US equities have come under pressure this year from a cocktail of concerns, including elevated inflation, rising interest rates, slower growth and geopolitical tensions.
A useful way to illustrate how severe the fall in US equities has been is by looking at the forward price-to-earnings (P/E) ratio of the S&P 500 Index. The forward P/E ratio measures the price of the index divided by estimated earnings-per-share of its constituents for the next 12 months. This multiple provides a meaningful comparison against historical market movements and is a useful way to break down the different drivers of return: price and earnings.
Exhibit 1 shows the decline in the P/E ratio since the start of the year. Since its peak at 21.4x in early 2022, the S&P 500’s P/E ratio has declined 19% and now sits just above its 25-year average.
Exhibit 1: Equity volatility has been driven by a re-rating in valuations
S&P 500 price return decomposition
With the US Federal Reserve set to continue raising interest rates over the coming months, equity market volatility will likely persist and P/E valuations will likely remain under pressure. This means company earnings are likely to be the main driver of returns for investors. Although earnings for the second quarter of 2022 were better than expected, the outlook for profits rests on the ability of companies to defend profit margins.
Rising inflation has put pressure on profit margins. To be able to defend these margins, we think there are three levers that companies can pull – reduce costs, pass costs along in the form of higher prices, or focus on automation and efficiency. In the current environment, businesses seem inclined to pull all three. We have heard about hiring freezes and layoffs in sectors such as technology, whereas costs are likely to be passed on in the industrial, energy, materials and consumer staples sectors.

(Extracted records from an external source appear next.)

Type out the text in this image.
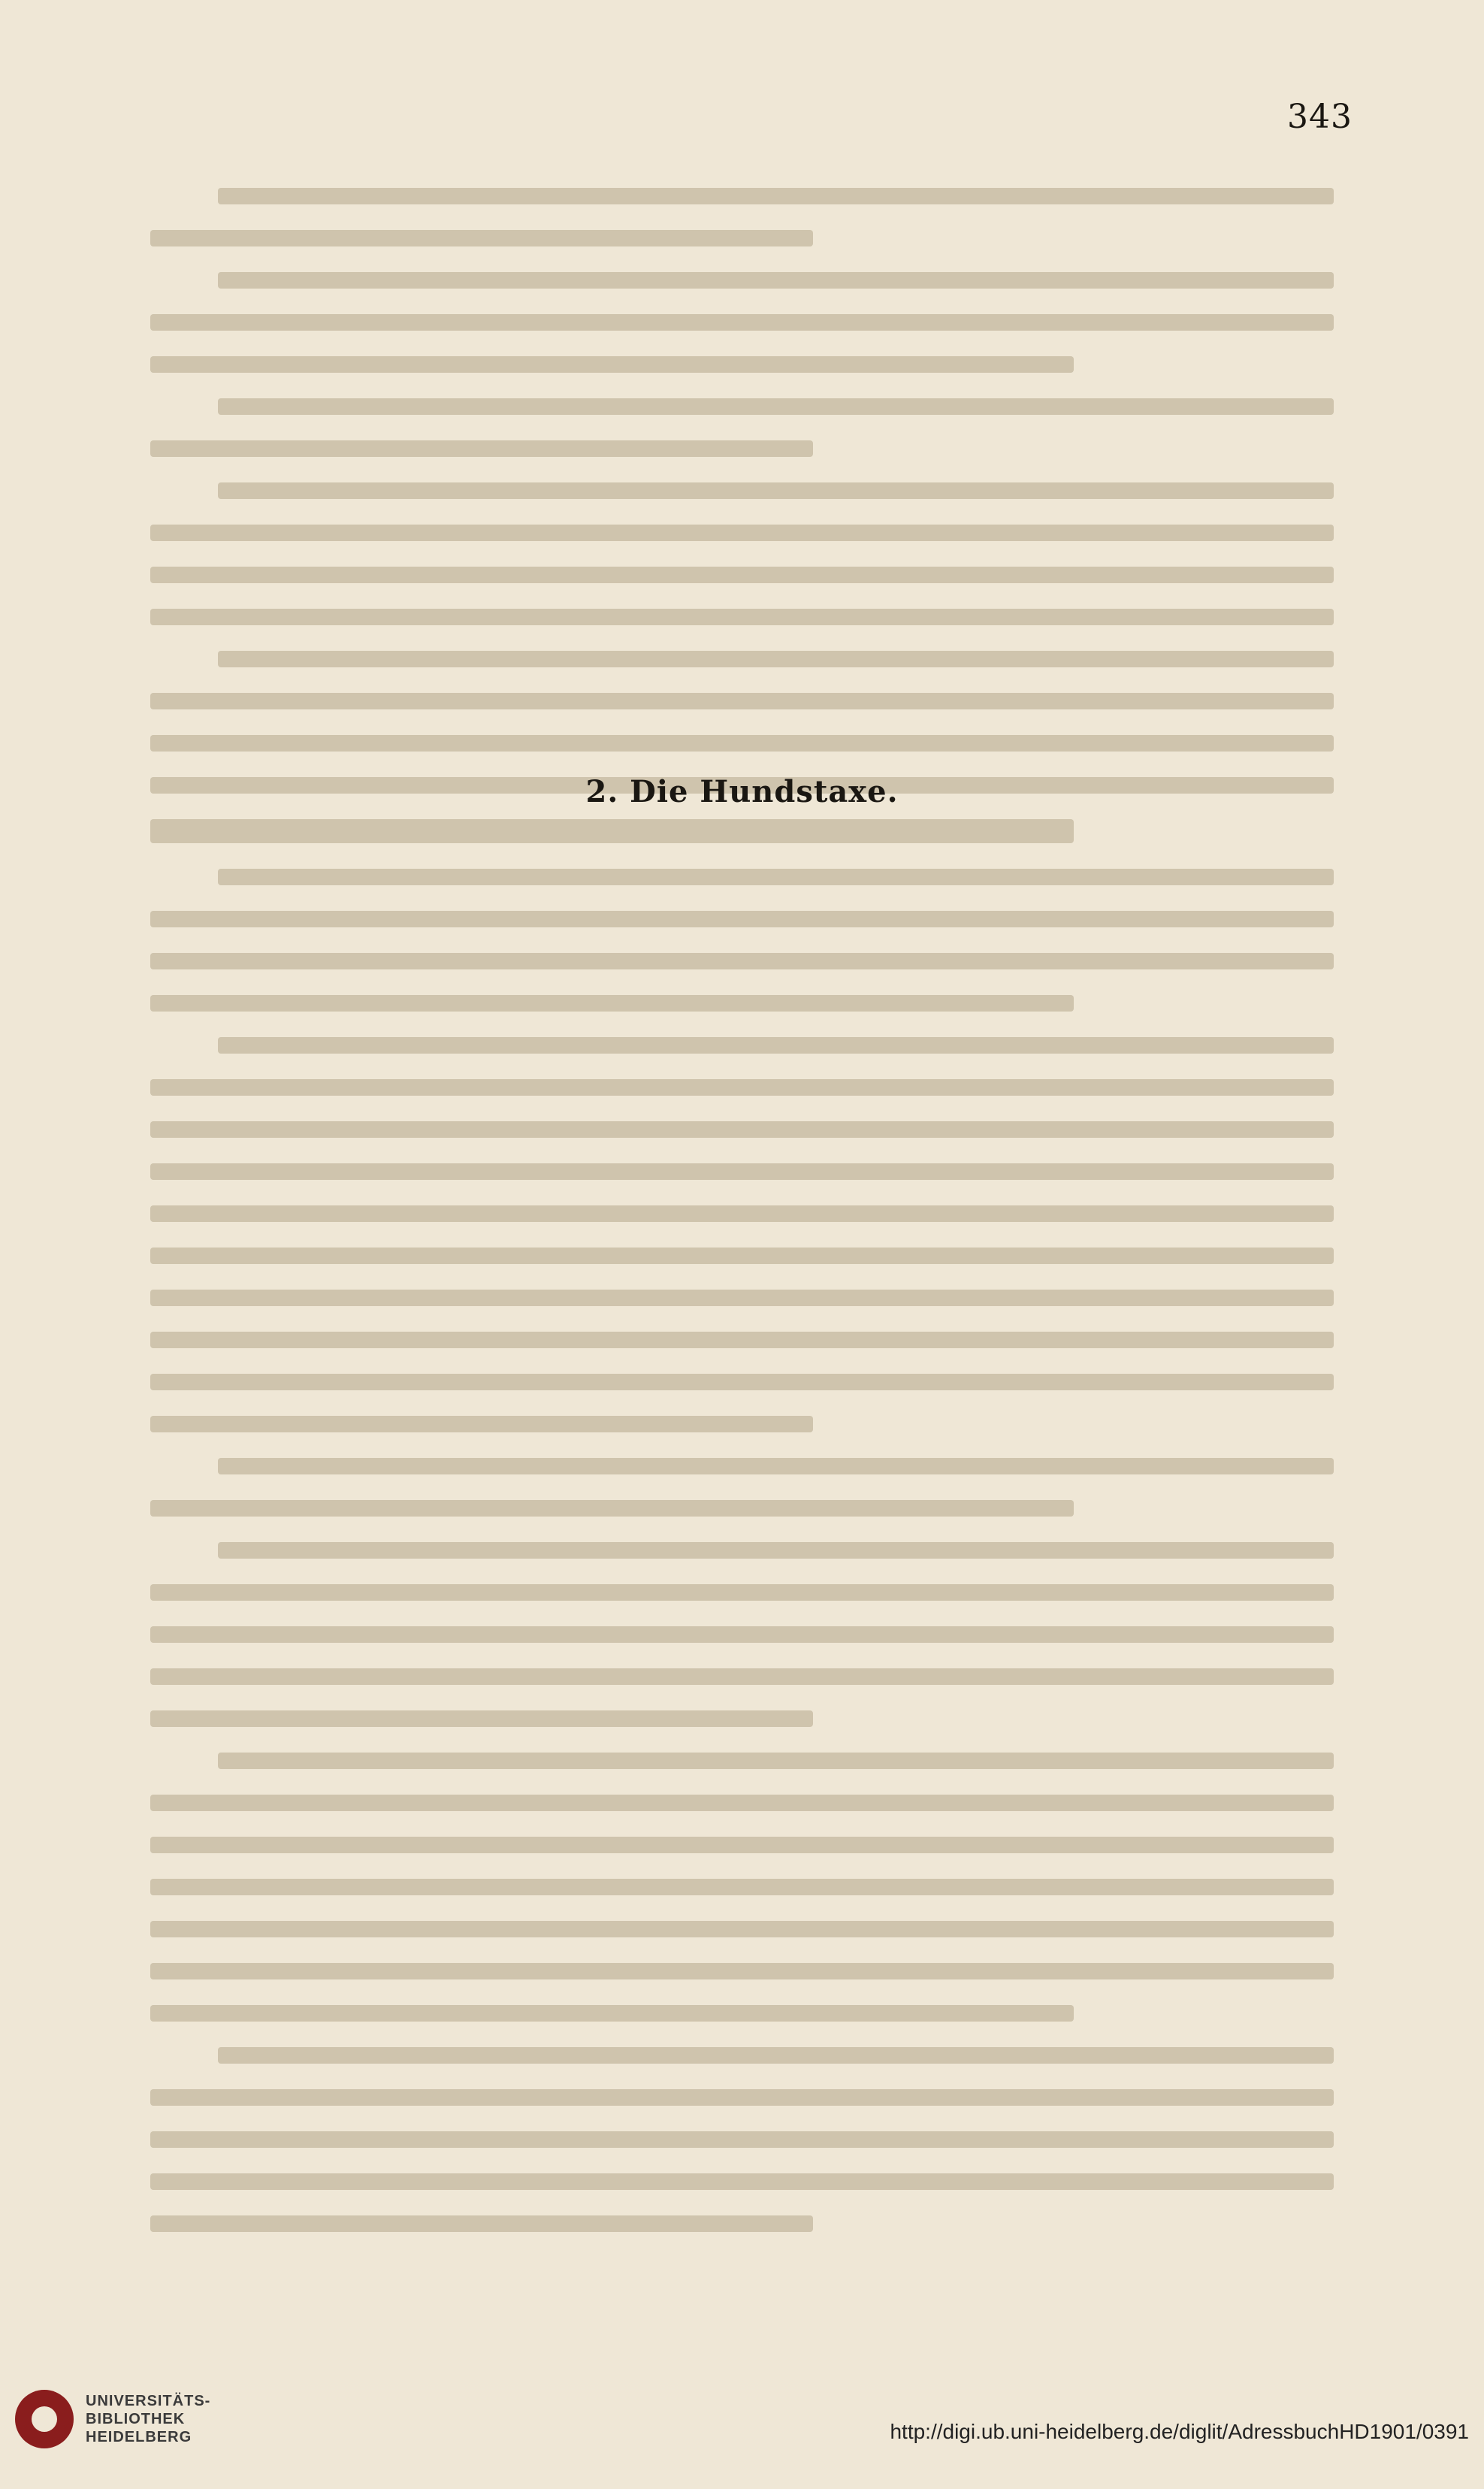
343
2. Die Hundstaxe.
UNIVERSITÄTS-
BIBLIOTHEK
HEIDELBERG	http://digi.ub.uni-heidelberg.de/diglit/AdressbuchHD1901/0391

Across the board we expect a greater focus on productivity improvements, which could potentially be supported by some further investment into efficiency by companies. Exhibit 2 shows how margins have started to decline from their 2021 highs, but we don’t expect a collapse similar to previous recessions. We expect margins to stabilise in the mid-12% range barring a more significant downturn in the economy.
Exhibit 2: Margins will decline from all-time highs, but seem unlikely to collapse
S&P 500 operating profit margin
In our opinion, the sell off in US equities has created opportunities to invest in select areas of the market at attractive prices. Value-style companies – which tend to trade at lower P/E ratios during normal markets – are looking even cheaper and, given how far prices have fallen, we think valuations should be less sensitive to any further rate increases. Growth companies – which are categorised by their relatively high P/E ratios and strong expected earnings growth – are now trading at more attractive levels and we think investors are likely to increase exposure to those growth companies which are currently profitable.
Overall, we are inclined to focus on companies with large market capitalisations and those sectors and industries that are able to continue growing profits against a backdrop of slowing economic growth, elevated inflation and rising interest rates.